Animal spirits in the property sector mean the agency’s employees are in demand with various property firms, while if they stay with Nama they face the prospect of working themselves out of a job over the next three to five years.
Unsurprisingly chief executive Brendan McDonagh and chairman Frank Daly have been looking at ways to retain key people without the political back lash that would be inevitable if already good salaries at the agency are hiked, or heaven forbid bonuses introduced.
News that officials are looking at possibly extending the life of Nama beyond the 2020 cut off by allowing it to morph into a long term State property company, sounds like just the solution.
Being able to hold out the prospect of a job for life could make all the difference in the battle to retain talent, which would be good for Nama.

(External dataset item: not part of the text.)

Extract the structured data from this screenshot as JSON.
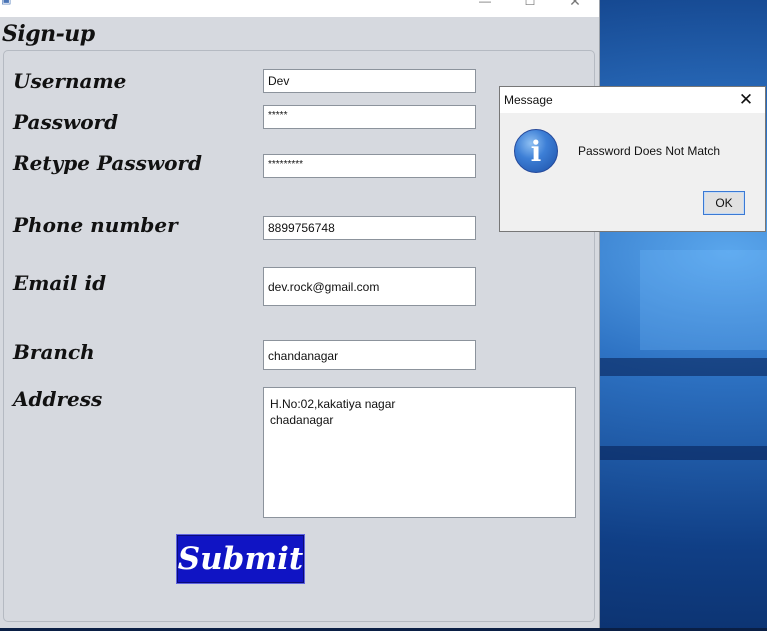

Whether it would be good for the rest of us remains to be seen.
McCarthy Dealz out the love
Dealz chief executive Jim McCarthy is rather fond of the Irish consumer.

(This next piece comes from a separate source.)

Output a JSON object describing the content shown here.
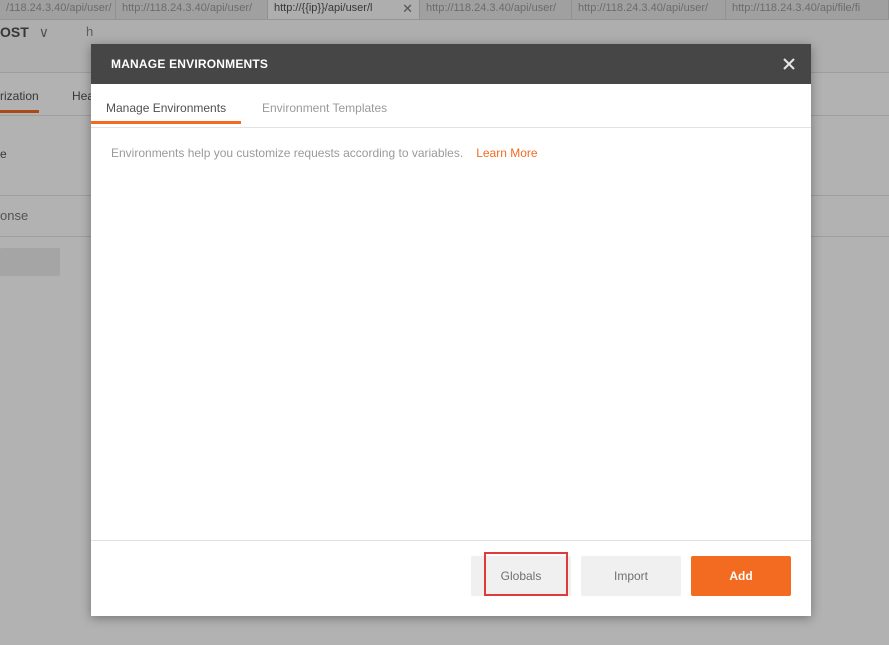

That’s probably not surprising, given that the discount retailer has managed to open 34 stores here in just three years
Speaking to the Punt about the discount retailer’s plans to open a further ten new stores in Ireland, Mr McCarthy waxed lyrical about our collective nose for value.
“We love being here and we love pleasing the Irish consumers,” the obliging Mr McCarthy said.
“We’re indebted to the Irish consumers, who have voted with their wallets and purses. “The Irish consumer is very, very wise – they want the best deal they can get.”
But it didn’t even stop there, as Mr McCarthy also described us as “very smart”, very savvy”, and “very cost-conscious”.
The Punt had almost begun to blush by that point.
Dealz trades as Poundland in the UK, and Mr McCarthy has been running things for eight and a half years. Previously he was on the operating board of Sainsbury’s.
Mr McCarthy has two grandparents from Cork, and his son Sean is a prop for Leinster after signing from Jersey in May.
McCarthy jr, who weighs in at 17st 8lb, has been capped for the Ireland U18. He’s entitled to a discount at his local butcher, so that probably helps.
Eircom captain steps ashore
So Herb Hribar has saluted farewell to Eircom.
The former US naval officer may not be leaving the business entirely ship-shape, but it’s certainly seaworthy and in a much better place than it was a couple of years ago.
Mr Hribar spent nine years with the US Navy after qualifying from its academy in 1974 with a degree in oceanography. Clearly no slouch, he also holds an MBA from George Washington University, as well as a Masters from John Hopkins University.
It’s hardly surprising in many ways that he has decided to leave the company after plans to return Eircom to the stock market were put back on the shelf. He was going to make a packet in bonuses from the IPO, and he may figure that waiting around for another two years just isn’t worth it.
As well as that, time catches up with us all.
Mr Hribar turns 63 on Friday, leaving him a narrow window to get his feet under the table at another senior role where he’ll have time enough to make his presence felt and have a lasting impact.
Renewing his contract at Eircom would have at least brought him to age 64. And with Eircom’s stock market return now on the long finger for probably another two years, he obviously figure now was the time to cut loose.